Paul-André Proulx

Littérature Québecoises

Paquet, Simon.

Une vie inutile. Éd, Héliotrope, 2010, 185 p.

La Vie de rat du parfait raté

" Dans le futur, chacun aura droit à 15 minutes de célébrité mondiale ", a écrit Andy Warhol. Avec les réseaux sociaux, sa prédiction peut s'avérer. Mais pour l'instant, la plupart mènent une vie moins mirobolante qu'on le proclame. Il faut jouir d'une grande humilité pour affirmer, comme le héros Normand, que l'échec gouverne sa destinée.

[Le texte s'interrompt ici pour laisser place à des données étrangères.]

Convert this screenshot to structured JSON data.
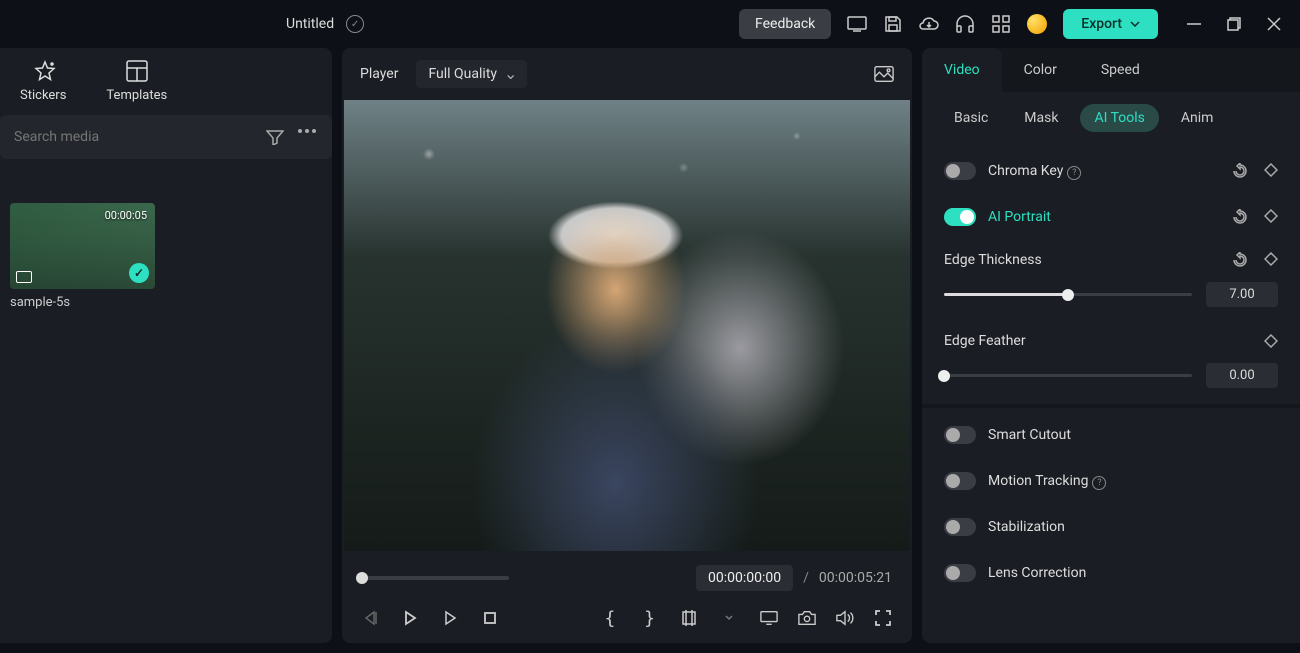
{
  "topbar": {
    "title": "Untitled",
    "feedback": "Feedback",
    "export": "Export"
  },
  "left": {
    "tabs": {
      "stickers": "Stickers",
      "templates": "Templates"
    },
    "search_placeholder": "Search media",
    "thumb_duration": "00:00:05",
    "media_name": "sample-5s"
  },
  "player": {
    "label": "Player",
    "quality": "Full Quality",
    "time_current": "00:00:00:00",
    "time_sep": "/",
    "time_total": "00:00:05:21"
  },
  "props": {
    "tabs": {
      "video": "Video",
      "color": "Color",
      "speed": "Speed"
    },
    "subtabs": {
      "basic": "Basic",
      "mask": "Mask",
      "ai_tools": "AI Tools",
      "anim": "Anim"
    },
    "chroma_key": "Chroma Key",
    "ai_portrait": "AI Portrait",
    "edge_thickness": "Edge Thickness",
    "edge_thickness_value": "7.00",
    "edge_feather": "Edge Feather",
    "edge_feather_value": "0.00",
    "smart_cutout": "Smart Cutout",
    "motion_tracking": "Motion Tracking",
    "stabilization": "Stabilization",
    "lens_correction": "Lens Correction"
  }
}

Tout ce qu'il touche tourne au cauchemar. C'est le parfait raté, qui mène une vie de rat du fond de son sous-sol, et, plus tard, du fond d'un hangar. Sa vie ne sent pas le parfum de rose. C'est le cas de le dire. Un camion qui transporte du goudron parque chaque soir devant sa masure. Qu'il emménage ailleurs, le dit camion semble le suivre comme dans le film Duel. La victoire de cette poursuite infernale se scellera avec le dénouement.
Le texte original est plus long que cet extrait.